Greeks pay dearly for natural gas, while electricity rates keep rising

Greek consumers pay the third most expensive natural gas in the European Union, but also have the fourth cheapest electricity despite suffering the second highest rate hike in the bloc, according to data released on Monday by Eurostat on the second half of last year.

Still, the low power rates in Greek households do not reflect the actual production cost, as in other EU countries where competition functions and rates are freely determined by the market. Greek market rates are regulated in the context of a social policy that governments exercise, but this is about to end on July 1 with the liberalization dictated by the country’s agreement with its creditors.

In the context of the transition to a liberalized market, Greek consumers have endured a hike that amounts to 9.2 percent in rates since January, with another increase expected in early July. Rates will then be freely determined based on production costs, which will entail significant increases, both due to the fuel mix used for electricity production that is constantly moving away from cheap lignite and toward imported natural gas, and to the very expensive renewable energy sources. Distortions in the operation of the market also raise production costs.

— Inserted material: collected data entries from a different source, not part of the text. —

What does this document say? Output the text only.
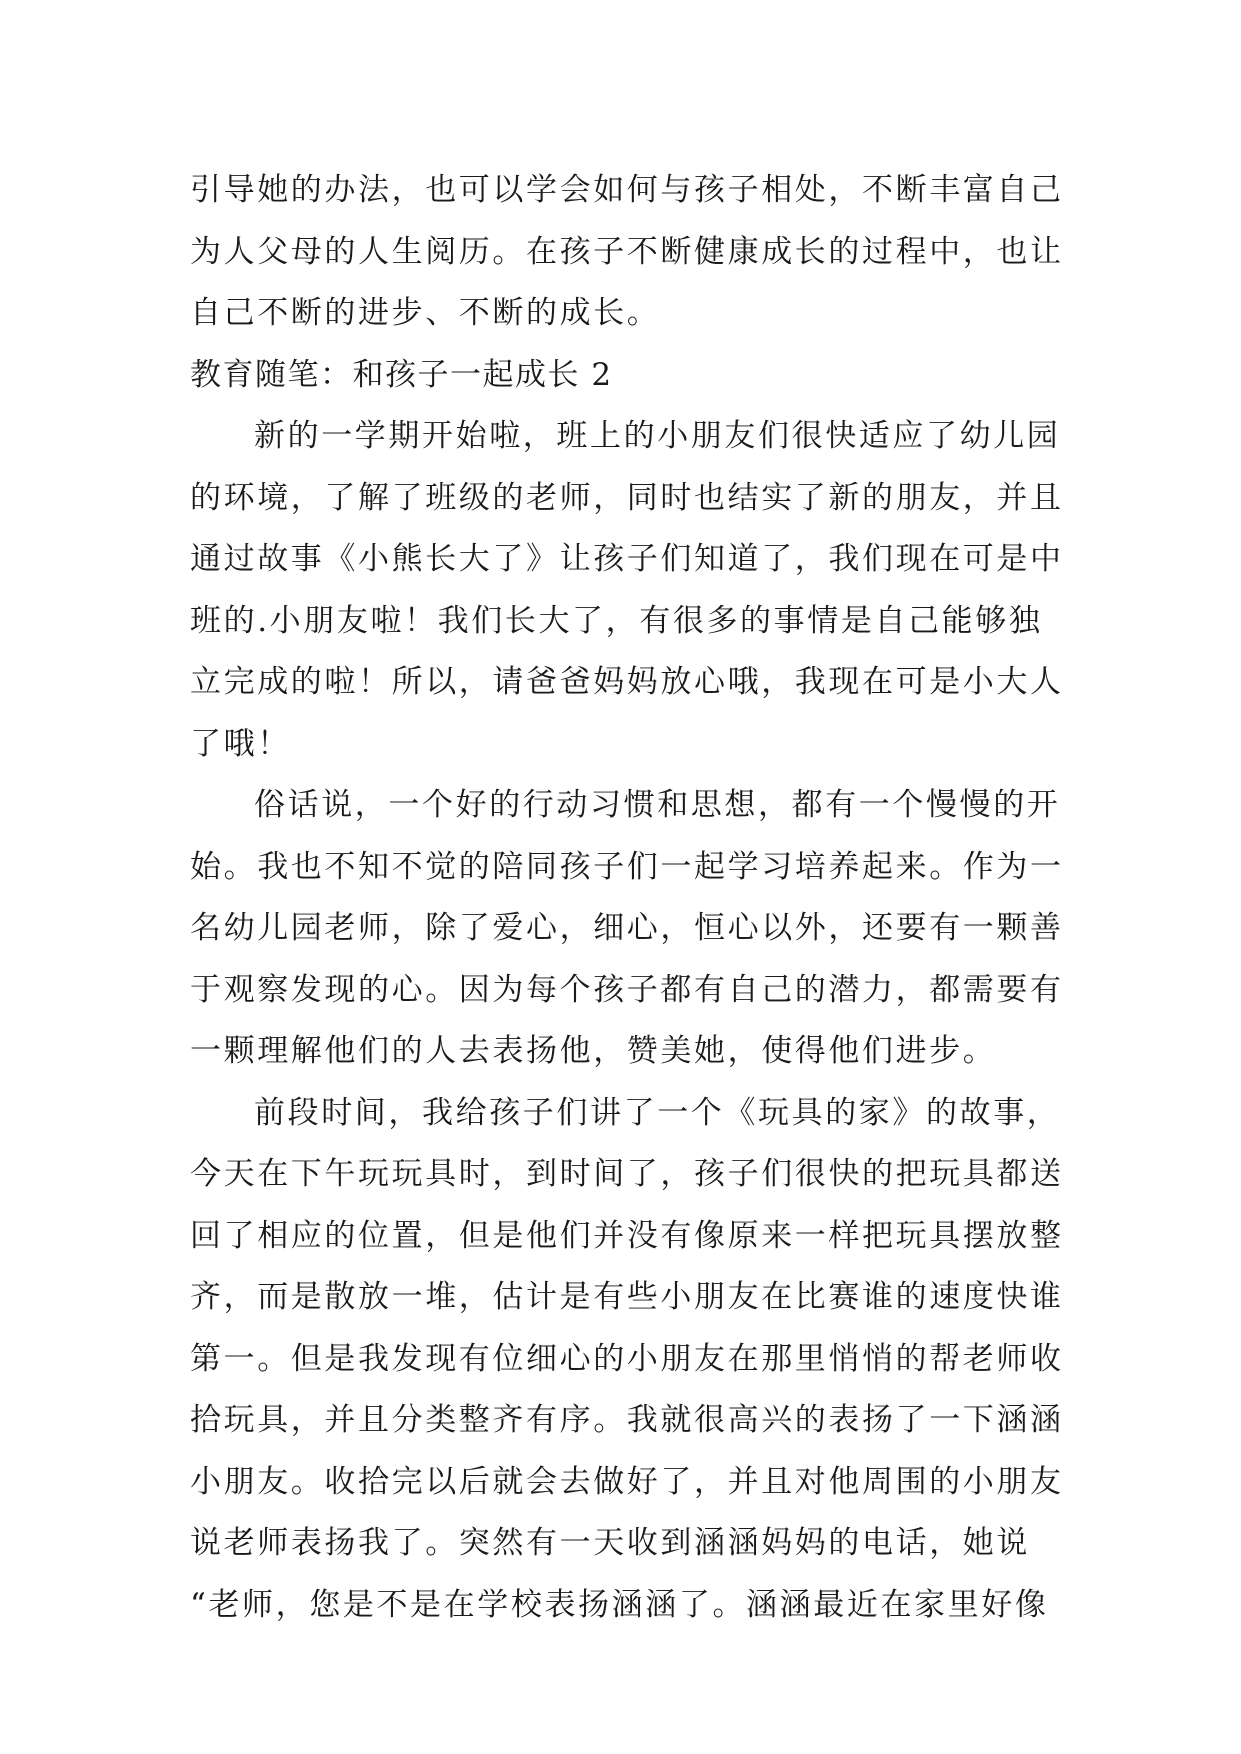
引导她的办法，也可以学会如何与孩子相处，不断丰富自己
为人父母的人生阅历。在孩子不断健康成长的过程中，也让
自己不断的进步、不断的成长。
教育随笔：和孩子一起成长 2
新的一学期开始啦，班上的小朋友们很快适应了幼儿园
的环境，了解了班级的老师，同时也结实了新的朋友，并且
通过故事《小熊长大了》让孩子们知道了，我们现在可是中
班的.小朋友啦！我们长大了，有很多的事情是自己能够独
立完成的啦！所以，请爸爸妈妈放心哦，我现在可是小大人
了哦！
俗话说，一个好的行动习惯和思想，都有一个慢慢的开
始。我也不知不觉的陪同孩子们一起学习培养起来。作为一
名幼儿园老师，除了爱心，细心，恒心以外，还要有一颗善
于观察发现的心。因为每个孩子都有自己的潜力，都需要有
一颗理解他们的人去表扬他，赞美她，使得他们进步。
前段时间，我给孩子们讲了一个《玩具的家》的故事，
今天在下午玩玩具时，到时间了，孩子们很快的把玩具都送
回了相应的位置，但是他们并没有像原来一样把玩具摆放整
齐，而是散放一堆，估计是有些小朋友在比赛谁的速度快谁
第一。但是我发现有位细心的小朋友在那里悄悄的帮老师收
拾玩具，并且分类整齐有序。我就很高兴的表扬了一下涵涵
小朋友。收拾完以后就会去做好了，并且对他周围的小朋友
说老师表扬我了。突然有一天收到涵涵妈妈的电话，她说
“老师，您是不是在学校表扬涵涵了。涵涵最近在家里好像
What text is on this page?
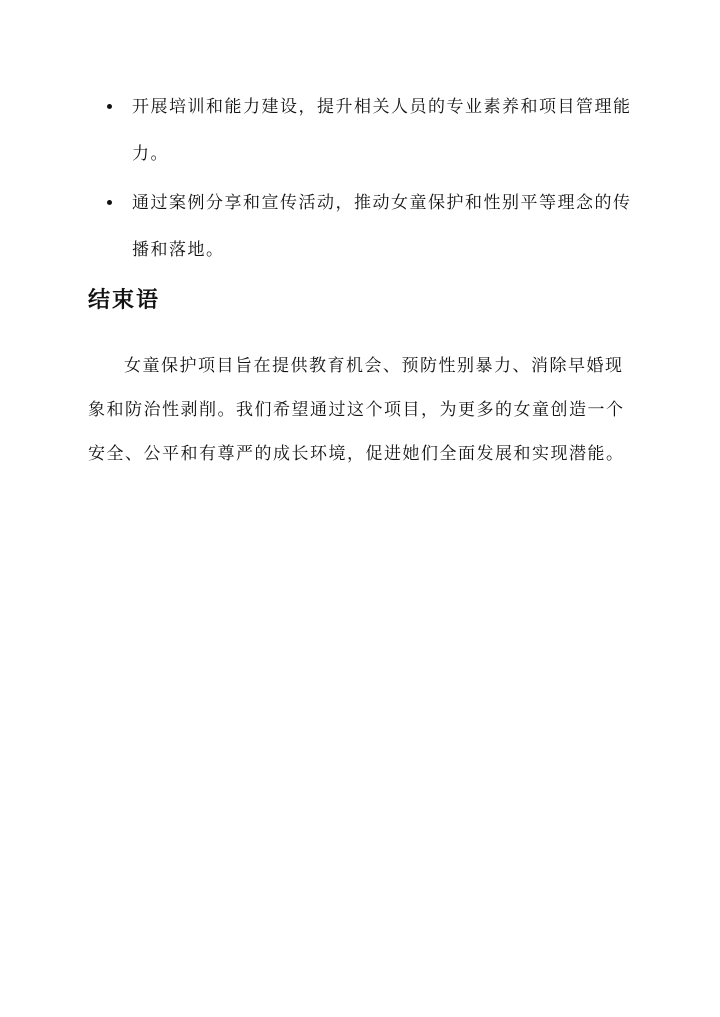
开展培训和能力建设，提升相关人员的专业素养和项目管理能力。
通过案例分享和宣传活动，推动女童保护和性别平等理念的传播和落地。
结束语

女童保护项目旨在提供教育机会、预防性别暴力、消除早婚现象和防治性剥削。我们希望通过这个项目，为更多的女童创造一个安全、公平和有尊严的成长环境，促进她们全面发展和实现潜能。
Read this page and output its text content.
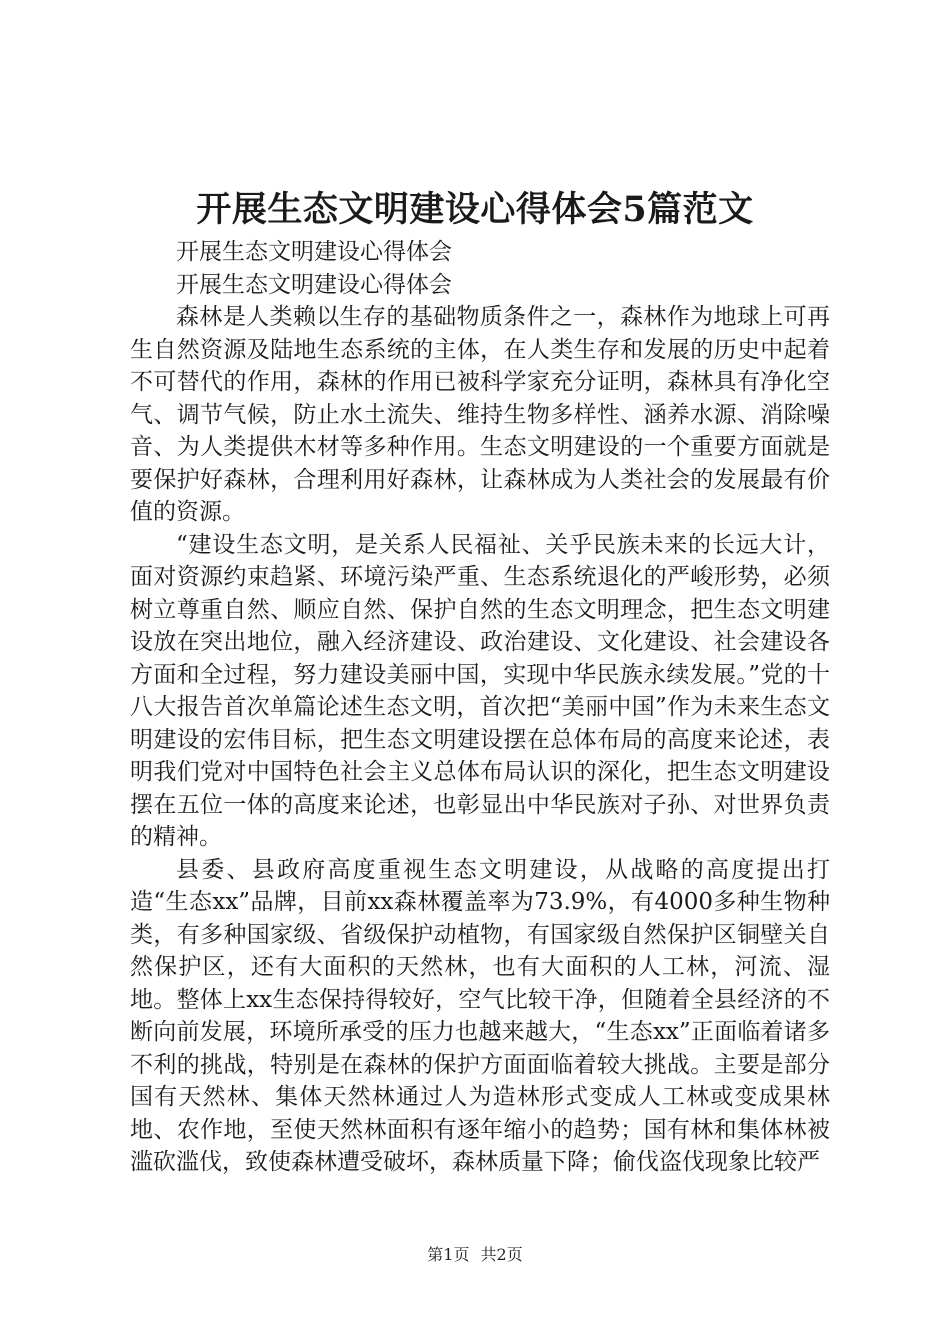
开展生态文明建设心得体会5篇范文

开展生态文明建设心得体会

开展生态文明建设心得体会

森林是人类赖以生存的基础物质条件之一，森林作为地球上可再生自然资源及陆地生态系统的主体，在人类生存和发展的历史中起着不可替代的作用，森林的作用已被科学家充分证明，森林具有净化空气、调节气候，防止水土流失、维持生物多样性、涵养水源、消除噪音、为人类提供木材等多种作用。生态文明建设的一个重要方面就是要保护好森林，合理利用好森林，让森林成为人类社会的发展最有价值的资源。

“建设生态文明，是关系人民福祉、关乎民族未来的长远大计，面对资源约束趋紧、环境污染严重、生态系统退化的严峻形势，必须树立尊重自然、顺应自然、保护自然的生态文明理念，把生态文明建设放在突出地位，融入经济建设、政治建设、文化建设、社会建设各方面和全过程，努力建设美丽中国，实现中华民族永续发展。”党的十八大报告首次单篇论述生态文明，首次把“美丽中国”作为未来生态文明建设的宏伟目标，把生态文明建设摆在总体布局的高度来论述，表明我们党对中国特色社会主义总体布局认识的深化，把生态文明建设摆在五位一体的高度来论述，也彰显出中华民族对子孙、对世界负责的精神。

县委、县政府高度重视生态文明建设，从战略的高度提出打造“生态xx”品牌，目前xx森林覆盖率为73.9%，有4000多种生物种类，有多种国家级、省级保护动植物，有国家级自然保护区铜壁关自然保护区，还有大面积的天然林，也有大面积的人工林，河流、湿地。整体上xx生态保持得较好，空气比较干净，但随着全县经济的不断向前发展，环境所承受的压力也越来越大，“生态xx”正面临着诸多不利的挑战，特别是在森林的保护方面面临着较大挑战。主要是部分国有天然林、集体天然林通过人为造林形式变成人工林或变成果林地、农作地，至使天然林面积有逐年缩小的趋势；国有林和集体林被滥砍滥伐，致使森林遭受破坏，森林质量下降；偷伐盗伐现象比较严

第1页 共2页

Greek consumers are already finding it hard to pay their electricity bills even though the rates are lower than in the rest of the EU. Consumer debts to electricity giant Public Power Corporation (PPC) have reached 1.2 billion euros, with more and more consumers asking for payment schemes that PPC officials expect to reach 1 million until the end of the year, from 800,000 today.

The average price of electrical energy in the EU stood at 19.70 euros per 100 kilowatt/hours, while in Greece it amounted to just 14.20 euros/100 kWh. In terms of purchasing power standards, Greece has the fifth smallest rate at 15.7 PPS/100 kWh, with the highest recorded in Cyprus: 32.9 PPS/100 kWh. The highest natural gas prices were recorded in Sweden (12.7 euros/100 kWh), in Denmark (10.8 euros/100 kWh) and in Greece (10.2 euros/100 kWh). In terms of purchasing power, Greece’s was the second highest at (11.3 PPS/100 kWh) behind Bulgaria’s (12.3 PPS/100 kWh).

The high natural gas prices in Greece are due to the costly procurement from the country’s main supplier, Gazprom, and the monopolistic structure of the local market.